Although the typical image that comes to mind at the word “model” is that of a fiercely thin Parisian woman, within the College of William and Mary art department, anyone who is willing to sit still for a while can be a model.

“It’s really just another job on campus,” Bailey Stewart ’12, an applied mathematics major who has been an art model for two years, said. “It’s at night, so it’s easier if you have classes during the day.”
Classes such as Life Drawing, as well as art sessions held at the College, use human models as their subjects. These models are often nude, although clothed models are used as well.

As one might guess, art models must be willing to stand, sit or lie still. Otherwise, said Catherine Cole ’11, who heads publicity for art modeling, there are no qualifications to being an art model.
“You can have any body shape or size,” she said. “Some bodies are better for anatomical study — if they’re more muscular or more skeletal — but there are advantages and disadvantages for each.”
Most Americans are not used to the idea of being naked in front of a group of others. Stewart said that modeling was scary the first time she did it, but that since then she has never felt uncomfortable.

“It’s scary for a lot of people,” she said. “But [the people drawing models] are all artists, so they are very professional and distanced.”

Cole said nude models are used because it is important to focus on human anatomy and to understand the body’s forms when drawing people. The amount of extensive detail that is involved in drawing — or painting or sculpting — a human body elevates an artist’s skill level, according to Cole.
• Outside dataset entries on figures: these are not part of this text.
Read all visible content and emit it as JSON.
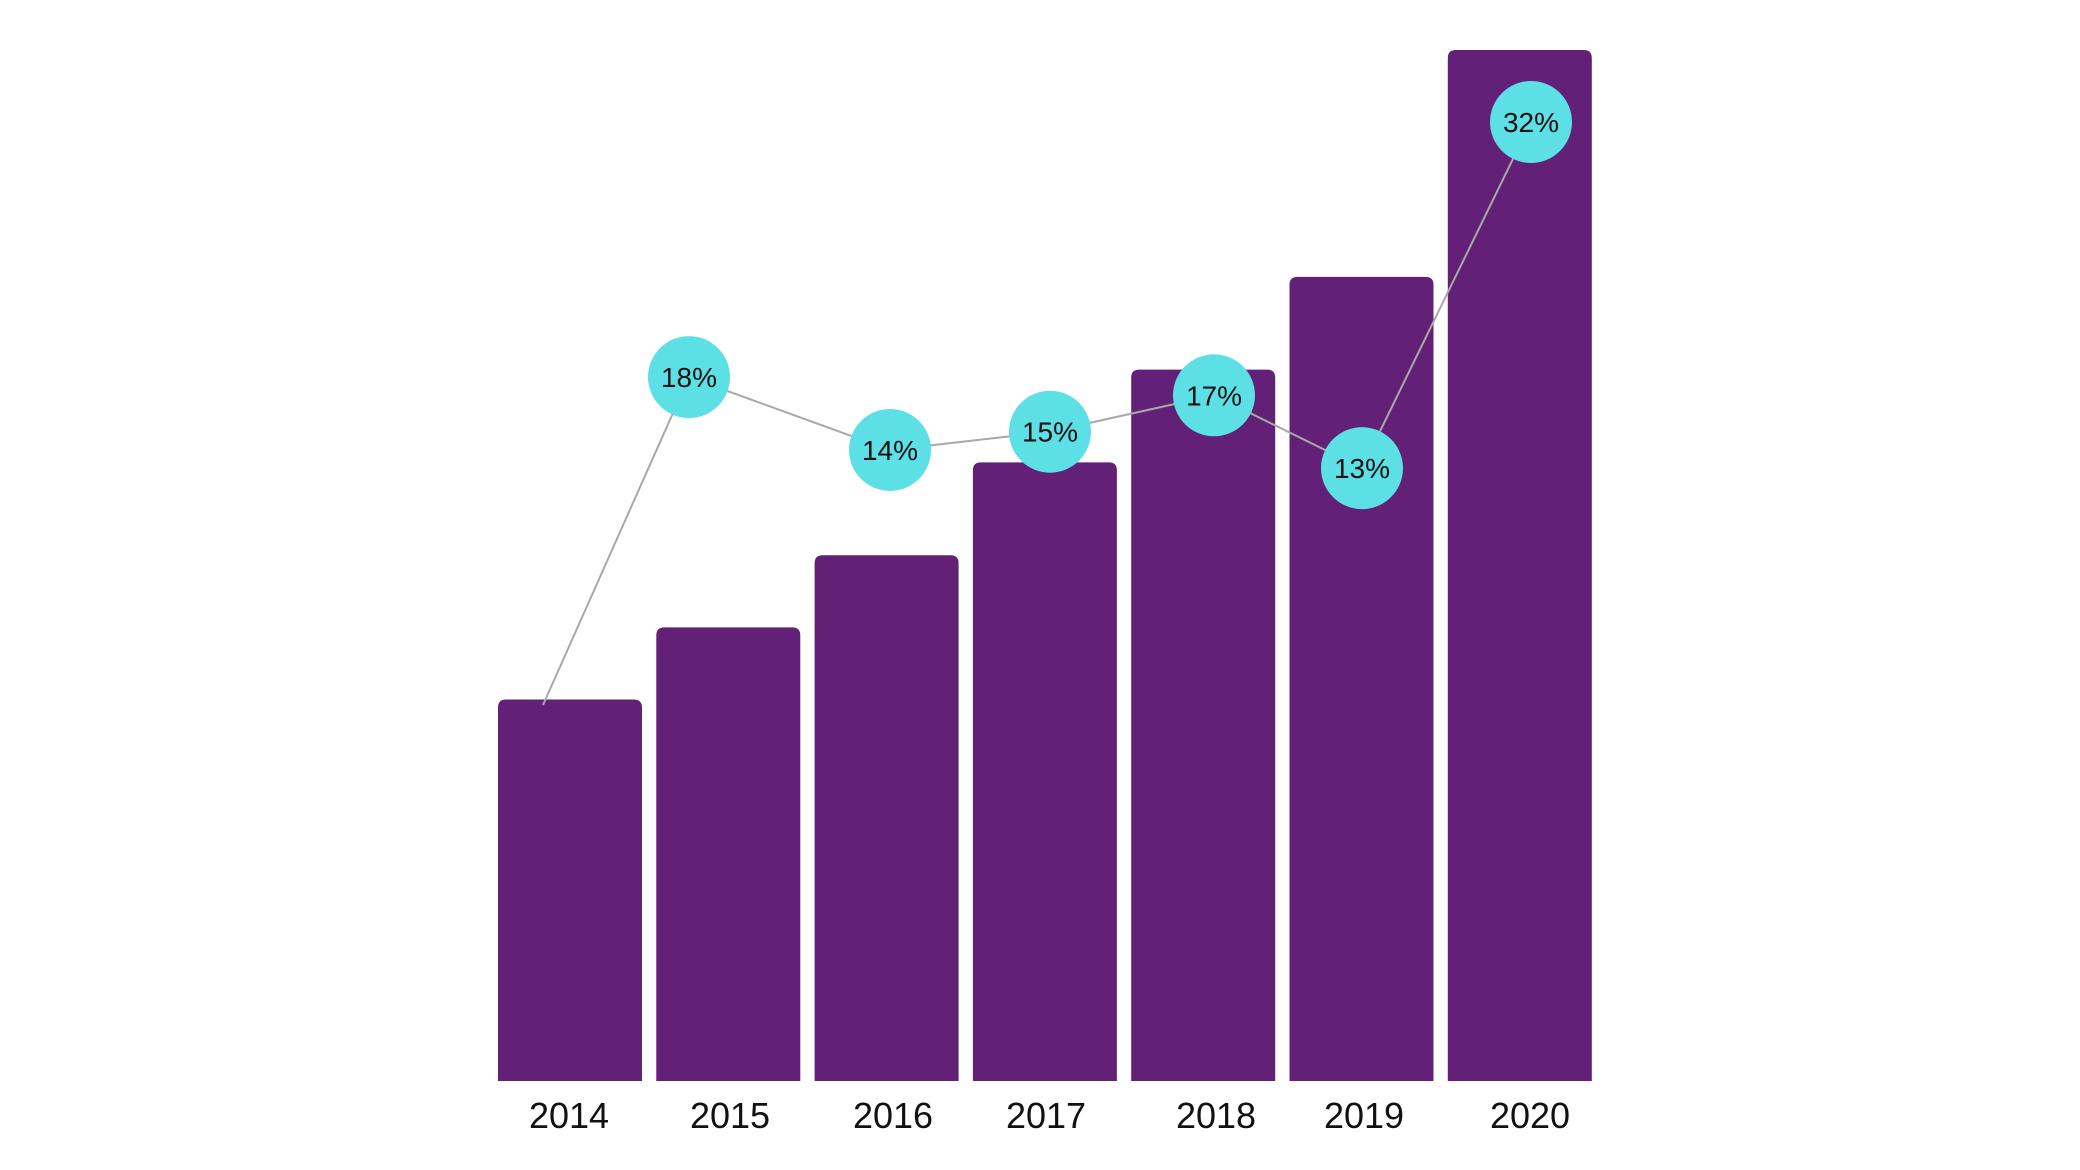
{
  "chart_data": {
    "type": "bar",
    "title": "",
    "xlabel": "",
    "ylabel": "",
    "categories": [
      "2014",
      "2015",
      "2016",
      "2017",
      "2018",
      "2019",
      "2020"
    ],
    "ylim": [
      0,
      100
    ],
    "series": [
      {
        "type": "bar",
        "values": [
          37,
          44,
          51,
          60,
          69,
          78,
          100
        ]
      },
      {
        "type": "line",
        "values": [
          0,
          18,
          14,
          15,
          17,
          13,
          32
        ]
      }
    ],
    "data_labels": [
      "",
      "18%",
      "14%",
      "15%",
      "17%",
      "13%",
      "32%"
    ],
    "grid": false,
    "legend": "none",
    "colors": {
      "bar": "#632077",
      "marker": "#5ce0e6",
      "line": "#a8a8a8",
      "text": "#111111"
    }
  }
}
“When you learn to draw a figure well,” she said, “You start to be able to draw other things well, too.”
In addition to modeling for college courses, several students model for open life sessions, which are held at the College but are open to the public. Sessions take place every Thursday from 8 to 10 p.m. and cost $3 per hour.
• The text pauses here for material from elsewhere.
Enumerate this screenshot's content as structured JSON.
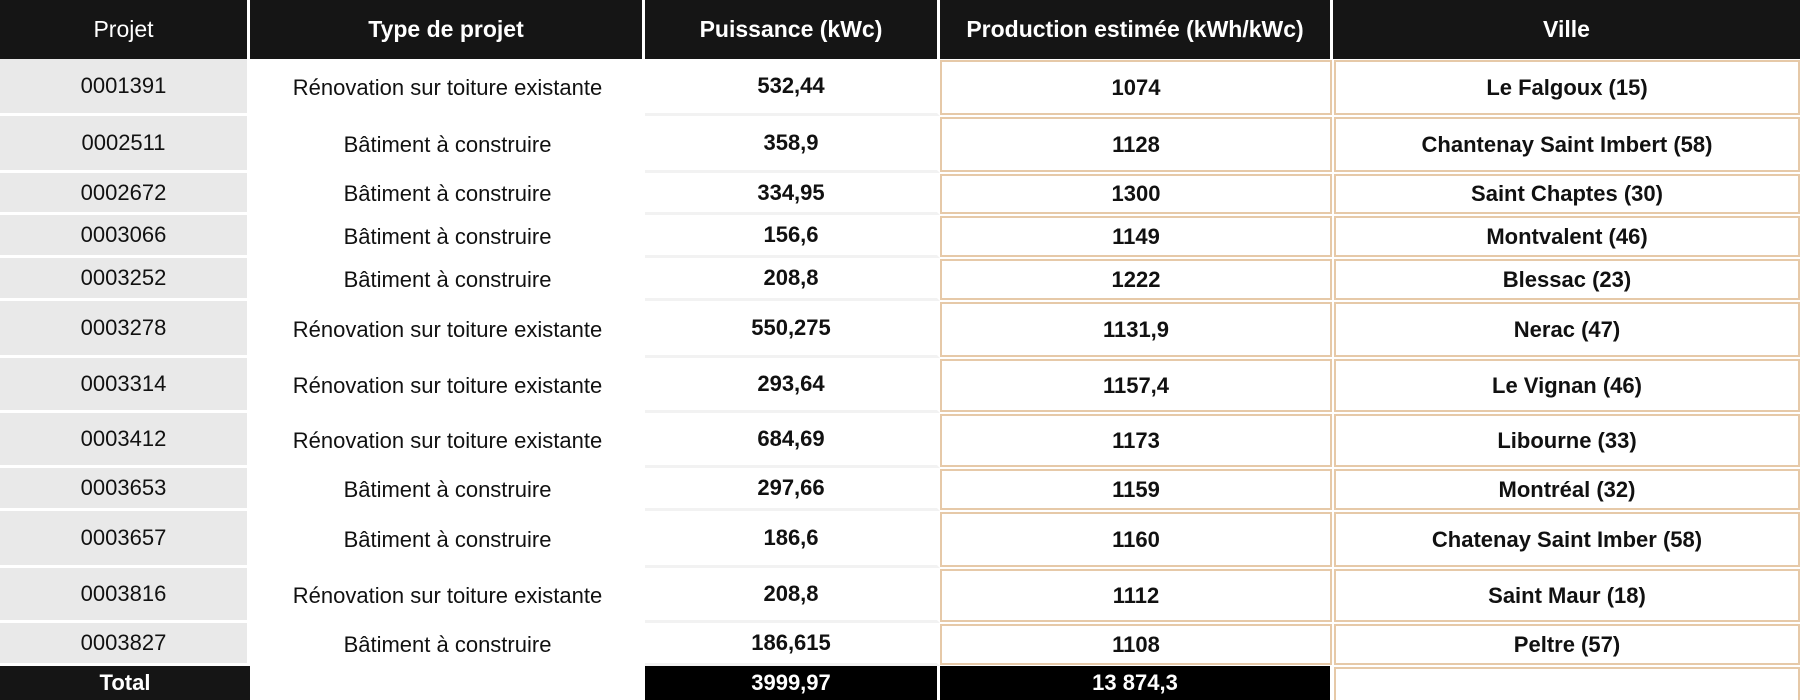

“Sometimes local artists will come in for open life sessions to practice,” Cole said. “Sometimes professors come. Anyone who happens to be interested can come.”
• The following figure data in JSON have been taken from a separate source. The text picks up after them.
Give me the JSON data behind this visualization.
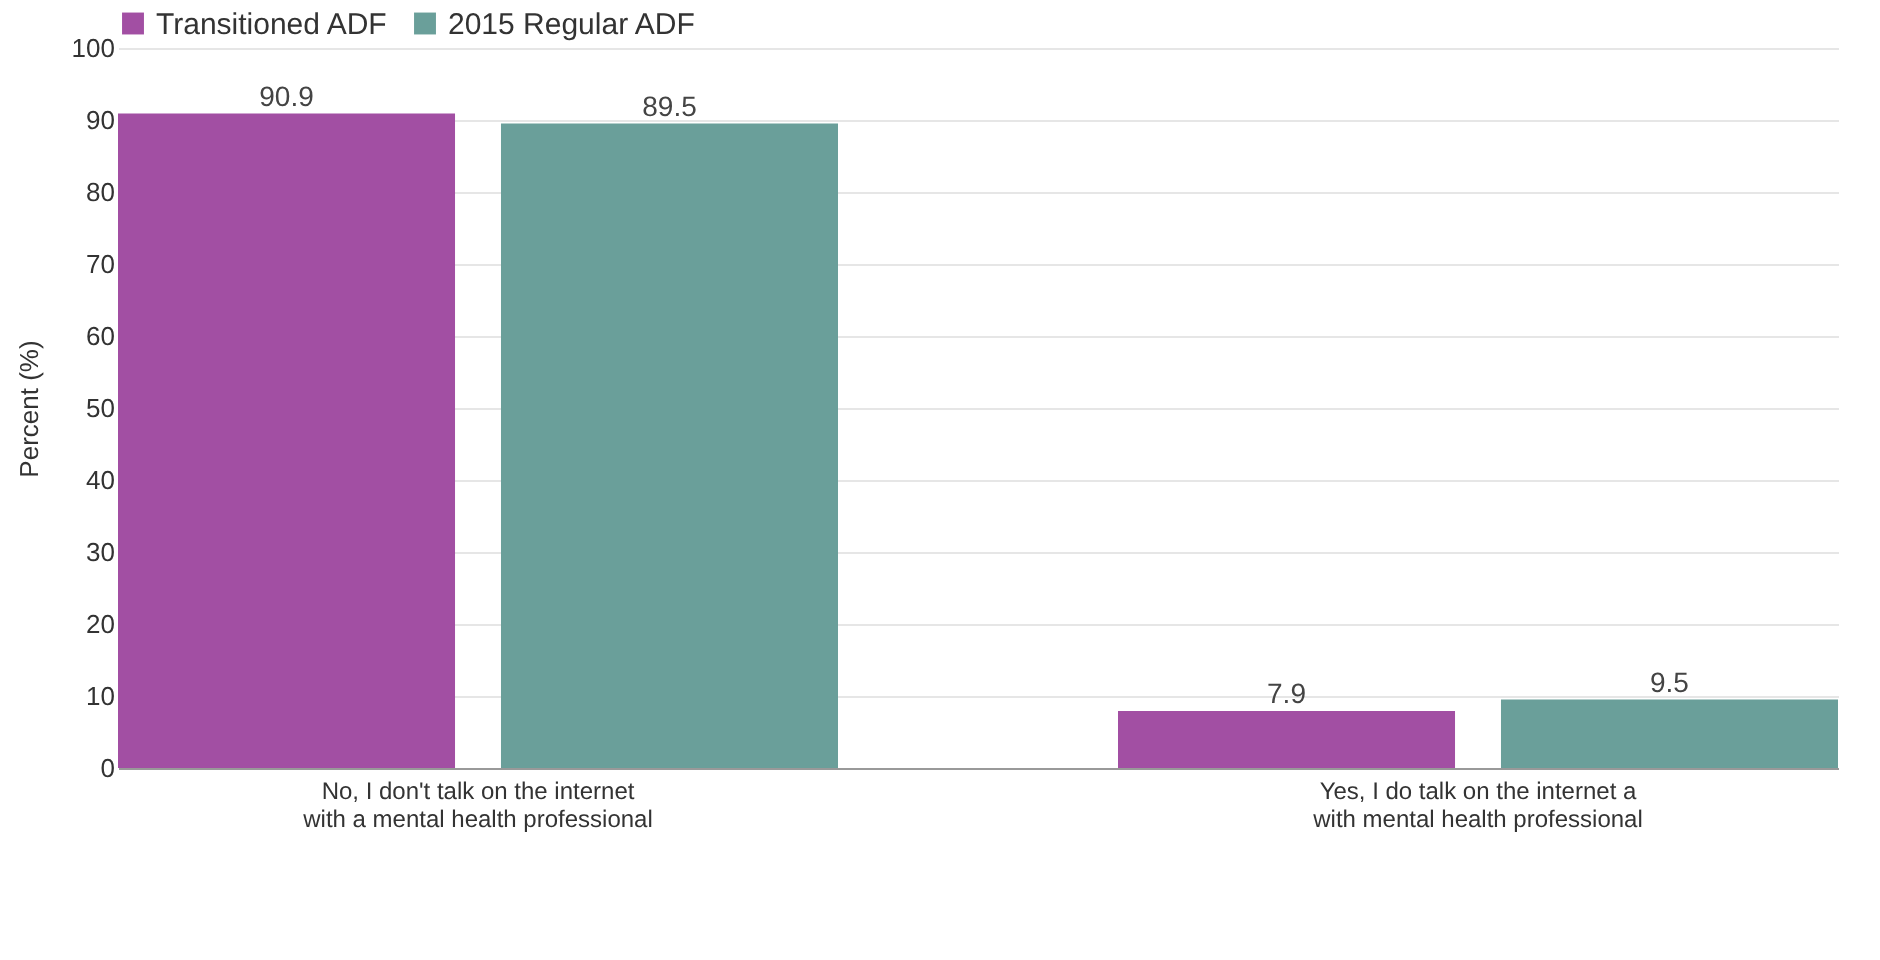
{
  "chart_data": {
    "type": "bar",
    "ylabel": "Percent (%)",
    "categories": [
      "No, I don't talk on the internet with a mental health professional",
      "Yes, I do talk on the internet a with mental health professional"
    ],
    "series": [
      {
        "name": "Transitioned ADF",
        "color": "#a24fa3",
        "values": [
          90.9,
          7.9
        ]
      },
      {
        "name": "2015 Regular ADF",
        "color": "#6a9f9a",
        "values": [
          89.5,
          9.5
        ]
      }
    ],
    "ylim": [
      0,
      100
    ],
    "yticks": [
      0,
      10,
      20,
      30,
      40,
      50,
      60,
      70,
      80,
      90,
      100
    ],
    "grid": "y",
    "legend": "top left",
    "data_labels": true
  }
}
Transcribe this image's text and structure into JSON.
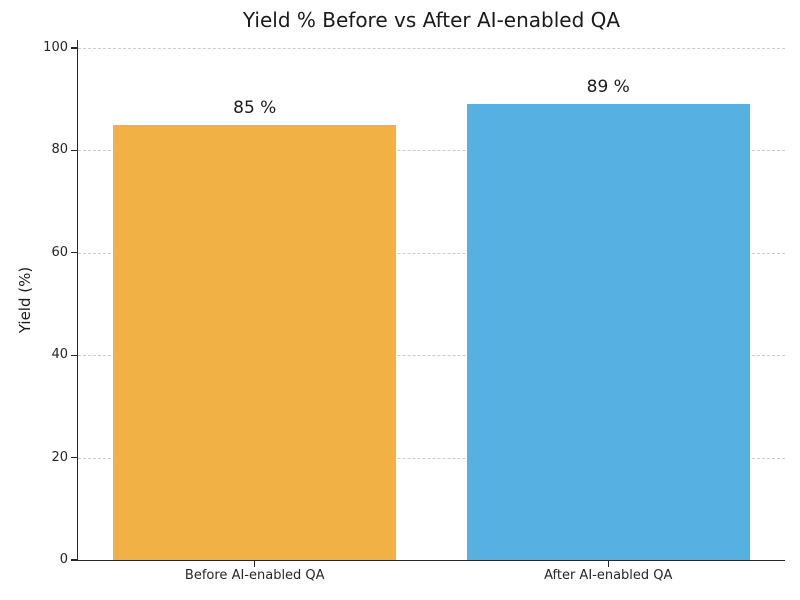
{
  "chart_data": {
    "type": "bar",
    "title": "Yield % Before vs After AI-enabled QA",
    "xlabel": "",
    "ylabel": "Yield (%)",
    "categories": [
      "Before AI-enabled QA",
      "After AI-enabled QA"
    ],
    "values": [
      85,
      89
    ],
    "value_labels": [
      "85 %",
      "89 %"
    ],
    "bar_colors": [
      "#F1B144",
      "#56B1E2"
    ],
    "ylim": [
      0,
      100
    ],
    "yticks": [
      0,
      20,
      40,
      60,
      80,
      100
    ],
    "grid": "horizontal-dashed",
    "grid_color": "#cccccc",
    "axis_color": "#262626",
    "text_color": "#1a1a1a",
    "background_color": "#ffffff",
    "legend": "none"
  }
}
Modeling reels in $12 per hour, compared to a Virginia minimum wage of $7.50 per hour. Each model poses for two to three hours at a time, taking breaks every 20 to 40 minutes.

A few difficulties are associated with this job, according to the models. One is physical: When a person stays still for an extended period of time, his or her limbs fall asleep. There is also a mental aspect: What does one think about for three hours?

“I just think about my homework or go over my day,” Stewart said.

“Sometimes [models] don’t know what to do with their eyes, so I give them a focal point to look at,” Cole said. “Some models tell me they meditate [while modeling].”

Cole said that not all nude models are necessarily confident when they begin.

“Some do it to build confidence. If they’re not confident in themselves, they’re comfortable with the idea,” she said. “There’s a range of opinions. Everyone has a different self-image.”

Other models appreciate the process.

“It changes how others view you,” Stewart said. “It builds self-confidence. You gain comfort in your own body.”

The art modeling program allows artists to create using another person, rather than pottery or plastic plant life, as a subject. Whatever models’ motivation for the job, it remains one of the most unique (and well-paid) employment opportunities on campus.